Much of the debate centred on how to compute the unobserved full employment point in the economy. There were a plethora of methods used in the period of true full employment in the 1960s. All of them had issues but like all empirical work - it was a dirty science - relying on assumptions and simplifications. But that is the nature of the applied economist's life.
Things changed in the 1970s and beyond. At the time that governments abandoned their commitment to full employment (as unemployment rise), the concept of the Non-Accelerating Inflation Rate of Unemployment (the NAIRU) entered the debate - see my blog - The dreaded NAIRU is still about!.
The NAIRU became a central plank in the front-line attack on the use of discretionary fiscal policy by governments. It was argued, erroneously, that full employment did not mean the state where there were enough jobs to satisfy the preferences of the available workforce. Instead full employment occurred when the unemployment rate was at the level where inflation was stable.
NAIRU theorists then invented a number of spurious reasons (all empirically unsound) to justify steadily ratcheting the estimate of this (unobservable) inflation-stable unemployment rate upwards. So in the late 1980s, economists were claiming it was around 8 per cent. Now they claim it is around 5 per cent. The NAIRU has been severely discredited as an operational concept but it still exerts a very powerful influence on the policy debate.

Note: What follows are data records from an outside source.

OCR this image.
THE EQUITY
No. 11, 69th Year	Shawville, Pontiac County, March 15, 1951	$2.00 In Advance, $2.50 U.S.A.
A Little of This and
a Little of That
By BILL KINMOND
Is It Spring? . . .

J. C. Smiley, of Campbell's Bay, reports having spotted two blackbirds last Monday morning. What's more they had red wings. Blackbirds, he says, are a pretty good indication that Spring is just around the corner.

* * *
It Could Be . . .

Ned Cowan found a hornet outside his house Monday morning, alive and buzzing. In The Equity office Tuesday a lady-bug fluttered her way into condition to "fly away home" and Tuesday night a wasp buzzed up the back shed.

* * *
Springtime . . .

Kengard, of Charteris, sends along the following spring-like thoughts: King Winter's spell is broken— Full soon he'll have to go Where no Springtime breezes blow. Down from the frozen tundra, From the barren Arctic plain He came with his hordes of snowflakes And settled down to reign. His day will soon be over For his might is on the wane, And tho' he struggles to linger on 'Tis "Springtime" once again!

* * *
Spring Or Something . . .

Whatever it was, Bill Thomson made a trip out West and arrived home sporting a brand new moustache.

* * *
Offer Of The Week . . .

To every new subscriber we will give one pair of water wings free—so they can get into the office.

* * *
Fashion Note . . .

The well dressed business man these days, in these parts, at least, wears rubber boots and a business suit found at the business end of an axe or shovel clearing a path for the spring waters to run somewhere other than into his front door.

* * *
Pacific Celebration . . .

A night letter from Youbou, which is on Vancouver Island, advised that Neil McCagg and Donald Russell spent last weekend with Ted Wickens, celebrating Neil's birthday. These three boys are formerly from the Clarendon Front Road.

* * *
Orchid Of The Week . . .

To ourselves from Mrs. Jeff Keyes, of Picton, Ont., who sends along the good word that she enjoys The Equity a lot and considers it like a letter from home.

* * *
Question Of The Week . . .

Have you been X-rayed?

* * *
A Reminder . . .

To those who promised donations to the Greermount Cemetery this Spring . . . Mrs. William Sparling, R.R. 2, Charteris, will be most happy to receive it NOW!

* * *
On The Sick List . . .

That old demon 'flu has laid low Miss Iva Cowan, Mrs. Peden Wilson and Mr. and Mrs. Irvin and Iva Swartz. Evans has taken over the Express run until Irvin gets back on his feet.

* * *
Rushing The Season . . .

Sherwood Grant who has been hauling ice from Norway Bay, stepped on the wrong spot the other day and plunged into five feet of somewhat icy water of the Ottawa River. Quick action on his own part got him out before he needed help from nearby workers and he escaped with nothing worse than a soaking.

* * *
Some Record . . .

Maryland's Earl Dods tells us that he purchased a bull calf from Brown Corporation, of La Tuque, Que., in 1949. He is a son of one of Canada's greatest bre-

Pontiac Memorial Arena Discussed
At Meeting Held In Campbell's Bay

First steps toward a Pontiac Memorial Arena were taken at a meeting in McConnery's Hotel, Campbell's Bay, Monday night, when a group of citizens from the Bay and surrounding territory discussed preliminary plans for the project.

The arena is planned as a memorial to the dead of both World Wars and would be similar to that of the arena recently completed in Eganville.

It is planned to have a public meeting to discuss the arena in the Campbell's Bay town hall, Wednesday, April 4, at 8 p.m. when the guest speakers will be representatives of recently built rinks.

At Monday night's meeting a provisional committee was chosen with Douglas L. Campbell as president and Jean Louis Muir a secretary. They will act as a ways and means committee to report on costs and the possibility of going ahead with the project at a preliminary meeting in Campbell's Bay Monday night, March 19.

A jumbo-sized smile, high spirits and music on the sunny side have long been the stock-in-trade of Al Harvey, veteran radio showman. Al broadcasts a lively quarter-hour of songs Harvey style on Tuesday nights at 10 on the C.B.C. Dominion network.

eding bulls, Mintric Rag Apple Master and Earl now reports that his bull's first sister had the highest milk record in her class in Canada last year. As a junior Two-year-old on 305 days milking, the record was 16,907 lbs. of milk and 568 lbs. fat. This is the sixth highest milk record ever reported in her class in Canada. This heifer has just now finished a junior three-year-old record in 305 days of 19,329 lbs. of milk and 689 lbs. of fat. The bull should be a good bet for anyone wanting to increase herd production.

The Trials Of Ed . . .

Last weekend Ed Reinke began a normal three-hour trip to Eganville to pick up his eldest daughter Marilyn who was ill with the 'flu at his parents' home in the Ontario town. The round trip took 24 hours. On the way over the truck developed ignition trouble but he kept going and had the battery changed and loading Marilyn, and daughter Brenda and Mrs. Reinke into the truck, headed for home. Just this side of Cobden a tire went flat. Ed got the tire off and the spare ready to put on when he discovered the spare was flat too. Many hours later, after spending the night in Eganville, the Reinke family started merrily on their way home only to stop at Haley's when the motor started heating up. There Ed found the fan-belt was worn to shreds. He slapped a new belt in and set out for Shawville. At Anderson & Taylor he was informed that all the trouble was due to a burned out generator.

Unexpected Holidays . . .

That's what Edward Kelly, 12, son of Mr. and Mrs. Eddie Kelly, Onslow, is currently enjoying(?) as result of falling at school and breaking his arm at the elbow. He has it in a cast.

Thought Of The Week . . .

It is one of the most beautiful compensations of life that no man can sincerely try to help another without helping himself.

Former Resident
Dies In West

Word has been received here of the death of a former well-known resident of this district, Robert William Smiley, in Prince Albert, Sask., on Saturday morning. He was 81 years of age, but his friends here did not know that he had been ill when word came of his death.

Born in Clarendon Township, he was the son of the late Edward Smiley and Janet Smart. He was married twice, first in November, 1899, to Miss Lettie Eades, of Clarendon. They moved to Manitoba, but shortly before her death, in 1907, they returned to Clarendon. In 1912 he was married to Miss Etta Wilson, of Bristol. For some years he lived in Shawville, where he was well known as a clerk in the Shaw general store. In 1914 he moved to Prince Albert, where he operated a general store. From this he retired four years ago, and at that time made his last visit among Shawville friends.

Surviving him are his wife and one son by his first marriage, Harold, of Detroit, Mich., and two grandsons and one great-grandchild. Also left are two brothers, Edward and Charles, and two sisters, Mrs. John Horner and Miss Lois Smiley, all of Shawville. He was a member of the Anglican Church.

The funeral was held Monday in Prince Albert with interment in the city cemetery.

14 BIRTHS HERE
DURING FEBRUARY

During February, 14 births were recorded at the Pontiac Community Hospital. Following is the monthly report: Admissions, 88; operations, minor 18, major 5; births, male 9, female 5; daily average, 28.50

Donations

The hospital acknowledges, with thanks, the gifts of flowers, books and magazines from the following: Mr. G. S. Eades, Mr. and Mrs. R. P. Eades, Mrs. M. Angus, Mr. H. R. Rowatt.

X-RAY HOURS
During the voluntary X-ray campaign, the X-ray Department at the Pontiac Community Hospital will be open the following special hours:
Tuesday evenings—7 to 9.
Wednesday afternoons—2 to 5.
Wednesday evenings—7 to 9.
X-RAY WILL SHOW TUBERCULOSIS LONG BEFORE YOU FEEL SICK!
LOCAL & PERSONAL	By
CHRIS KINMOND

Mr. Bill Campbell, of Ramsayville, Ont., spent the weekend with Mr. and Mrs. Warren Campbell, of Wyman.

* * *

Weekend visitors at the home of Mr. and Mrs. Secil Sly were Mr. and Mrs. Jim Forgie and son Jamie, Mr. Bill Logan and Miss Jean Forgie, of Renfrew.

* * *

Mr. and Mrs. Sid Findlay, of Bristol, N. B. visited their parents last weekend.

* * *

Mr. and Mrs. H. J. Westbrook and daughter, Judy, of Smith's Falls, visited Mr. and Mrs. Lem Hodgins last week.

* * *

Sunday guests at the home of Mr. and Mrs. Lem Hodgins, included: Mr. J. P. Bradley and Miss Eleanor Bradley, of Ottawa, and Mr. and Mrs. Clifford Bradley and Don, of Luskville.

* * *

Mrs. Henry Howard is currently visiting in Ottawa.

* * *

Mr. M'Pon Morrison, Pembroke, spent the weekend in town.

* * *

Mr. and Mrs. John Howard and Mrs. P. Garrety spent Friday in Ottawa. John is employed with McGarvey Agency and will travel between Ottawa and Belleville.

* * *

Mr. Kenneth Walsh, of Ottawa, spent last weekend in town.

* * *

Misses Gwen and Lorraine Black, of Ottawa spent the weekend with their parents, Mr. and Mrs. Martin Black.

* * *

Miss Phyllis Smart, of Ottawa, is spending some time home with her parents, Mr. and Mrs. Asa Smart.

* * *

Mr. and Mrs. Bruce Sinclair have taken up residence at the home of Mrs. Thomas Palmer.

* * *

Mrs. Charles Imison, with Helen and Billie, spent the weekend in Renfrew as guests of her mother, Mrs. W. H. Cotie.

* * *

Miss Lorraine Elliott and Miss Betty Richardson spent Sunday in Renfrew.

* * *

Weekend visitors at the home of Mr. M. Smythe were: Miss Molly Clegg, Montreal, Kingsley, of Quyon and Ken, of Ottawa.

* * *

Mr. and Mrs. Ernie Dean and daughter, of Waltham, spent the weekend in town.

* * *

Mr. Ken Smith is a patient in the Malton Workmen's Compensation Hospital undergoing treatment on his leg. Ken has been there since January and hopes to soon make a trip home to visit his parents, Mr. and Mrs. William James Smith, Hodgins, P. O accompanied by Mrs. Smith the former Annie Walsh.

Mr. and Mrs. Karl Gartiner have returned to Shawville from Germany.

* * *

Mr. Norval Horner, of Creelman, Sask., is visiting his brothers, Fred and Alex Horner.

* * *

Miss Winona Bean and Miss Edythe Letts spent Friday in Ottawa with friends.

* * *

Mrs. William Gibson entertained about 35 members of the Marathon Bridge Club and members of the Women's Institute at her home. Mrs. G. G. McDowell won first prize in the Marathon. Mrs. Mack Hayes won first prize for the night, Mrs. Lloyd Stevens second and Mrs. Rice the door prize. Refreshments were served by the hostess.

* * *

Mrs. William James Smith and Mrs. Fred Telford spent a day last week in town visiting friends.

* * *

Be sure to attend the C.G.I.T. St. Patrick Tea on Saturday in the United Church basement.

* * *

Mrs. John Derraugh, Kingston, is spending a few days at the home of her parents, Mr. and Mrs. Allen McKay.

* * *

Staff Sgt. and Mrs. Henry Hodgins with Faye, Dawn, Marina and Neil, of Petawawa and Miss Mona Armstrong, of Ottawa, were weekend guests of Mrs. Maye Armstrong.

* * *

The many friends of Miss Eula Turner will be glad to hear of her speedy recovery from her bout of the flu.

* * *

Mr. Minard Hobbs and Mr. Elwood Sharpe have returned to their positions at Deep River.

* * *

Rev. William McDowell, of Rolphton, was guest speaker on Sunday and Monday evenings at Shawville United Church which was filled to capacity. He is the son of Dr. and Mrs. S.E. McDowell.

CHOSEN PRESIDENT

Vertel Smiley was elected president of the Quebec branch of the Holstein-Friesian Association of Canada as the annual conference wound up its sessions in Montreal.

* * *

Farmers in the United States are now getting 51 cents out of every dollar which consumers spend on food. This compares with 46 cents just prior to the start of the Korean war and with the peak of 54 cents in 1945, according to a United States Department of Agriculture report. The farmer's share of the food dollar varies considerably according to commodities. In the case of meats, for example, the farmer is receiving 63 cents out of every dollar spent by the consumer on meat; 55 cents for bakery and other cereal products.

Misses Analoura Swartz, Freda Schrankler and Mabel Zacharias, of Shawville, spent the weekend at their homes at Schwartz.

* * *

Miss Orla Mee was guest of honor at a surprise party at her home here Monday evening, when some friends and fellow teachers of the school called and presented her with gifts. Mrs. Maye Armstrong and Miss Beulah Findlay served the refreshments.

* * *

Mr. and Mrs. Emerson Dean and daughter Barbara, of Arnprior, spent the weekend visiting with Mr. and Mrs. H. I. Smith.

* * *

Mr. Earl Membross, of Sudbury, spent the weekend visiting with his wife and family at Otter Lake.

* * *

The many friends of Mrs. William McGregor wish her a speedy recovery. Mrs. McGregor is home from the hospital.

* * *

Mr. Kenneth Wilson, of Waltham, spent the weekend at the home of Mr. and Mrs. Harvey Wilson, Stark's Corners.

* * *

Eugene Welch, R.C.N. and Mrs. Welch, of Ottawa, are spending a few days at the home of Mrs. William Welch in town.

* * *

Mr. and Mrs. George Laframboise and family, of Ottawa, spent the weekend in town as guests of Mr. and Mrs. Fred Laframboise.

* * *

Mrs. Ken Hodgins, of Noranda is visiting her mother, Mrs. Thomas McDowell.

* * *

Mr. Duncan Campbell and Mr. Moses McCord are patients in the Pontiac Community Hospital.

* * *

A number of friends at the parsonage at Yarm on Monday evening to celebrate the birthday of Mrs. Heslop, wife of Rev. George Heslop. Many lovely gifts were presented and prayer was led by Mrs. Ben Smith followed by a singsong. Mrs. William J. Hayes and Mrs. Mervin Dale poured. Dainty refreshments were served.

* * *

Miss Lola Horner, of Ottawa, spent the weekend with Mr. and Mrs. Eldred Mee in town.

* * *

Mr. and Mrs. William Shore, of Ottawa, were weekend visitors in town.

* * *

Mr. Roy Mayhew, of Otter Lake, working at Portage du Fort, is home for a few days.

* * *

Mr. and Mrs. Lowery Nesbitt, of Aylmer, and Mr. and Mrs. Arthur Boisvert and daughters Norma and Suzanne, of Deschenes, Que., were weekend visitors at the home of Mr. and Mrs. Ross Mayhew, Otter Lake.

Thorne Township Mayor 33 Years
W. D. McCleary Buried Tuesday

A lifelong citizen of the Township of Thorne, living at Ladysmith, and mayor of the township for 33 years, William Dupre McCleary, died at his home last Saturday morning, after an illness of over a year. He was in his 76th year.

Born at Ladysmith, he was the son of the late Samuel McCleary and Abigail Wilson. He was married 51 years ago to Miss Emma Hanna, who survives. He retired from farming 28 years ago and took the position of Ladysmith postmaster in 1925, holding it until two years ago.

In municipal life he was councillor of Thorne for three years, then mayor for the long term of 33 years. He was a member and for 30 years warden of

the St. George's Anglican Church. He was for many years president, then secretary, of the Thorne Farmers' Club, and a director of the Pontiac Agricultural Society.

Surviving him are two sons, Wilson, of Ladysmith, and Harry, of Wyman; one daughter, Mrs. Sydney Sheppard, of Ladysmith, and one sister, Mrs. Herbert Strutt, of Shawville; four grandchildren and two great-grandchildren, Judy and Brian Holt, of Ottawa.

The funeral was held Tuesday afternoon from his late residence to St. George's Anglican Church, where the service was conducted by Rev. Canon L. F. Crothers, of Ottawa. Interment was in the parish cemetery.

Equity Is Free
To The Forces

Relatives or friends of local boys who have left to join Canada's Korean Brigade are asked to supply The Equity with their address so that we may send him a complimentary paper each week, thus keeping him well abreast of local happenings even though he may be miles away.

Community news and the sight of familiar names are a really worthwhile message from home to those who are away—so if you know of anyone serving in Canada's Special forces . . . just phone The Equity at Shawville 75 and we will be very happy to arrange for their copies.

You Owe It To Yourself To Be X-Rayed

Further, governments became captive to the idea that if they tried to get the unemployment rate below the NAIRU using expansionary policy then they would just cause inflation. I won't go into all the errors that occurred in this reasoning.
Now I mentioned the NAIRU because it has been widely used to define full capacity utilisation. The IMF and OECD use various versions of the NAIRU to estimate potential output. If the economy is running an unemployment equal to the estimated NAIRU then it is concluded that the economy is at full capacity. Of-course, proponents of this method keep changing their estimates of the NAIRU which were in turn are accompanied by huge standard errors. These error bands in the estimates mean their calculated NAIRUs might vary between 3 and 13 per cent in some studies which made the concept useless for policy purposes.
But they still persist in using it because it carries the ideological weight - the neo-liberal attack on government intervention.
So they changed the name from Full Employment Budget Balance to Structural Balance to avoid the connotations of the past that full capacity arose when there were enough jobs for all those who wanted to work at the current wage levels. Now you will only read about structural balances.
And to make matters worse, they now estimate the structural balance by basing it on the NAIRU or some derivation of it - which is, in turn, estimated using very spurious models. This allows them to compute the tax and spending that would occur at this so-called full employment point. But it severely underestimates the tax revenue and overestimates the spending and thus concludes the structural balance is more in deficit (less in surplus) than it actually is.
They thus systematically understate the degree of discretionary contraction coming from fiscal policy.
Accordingly, the underestimate the impact of the automatic stabilisers.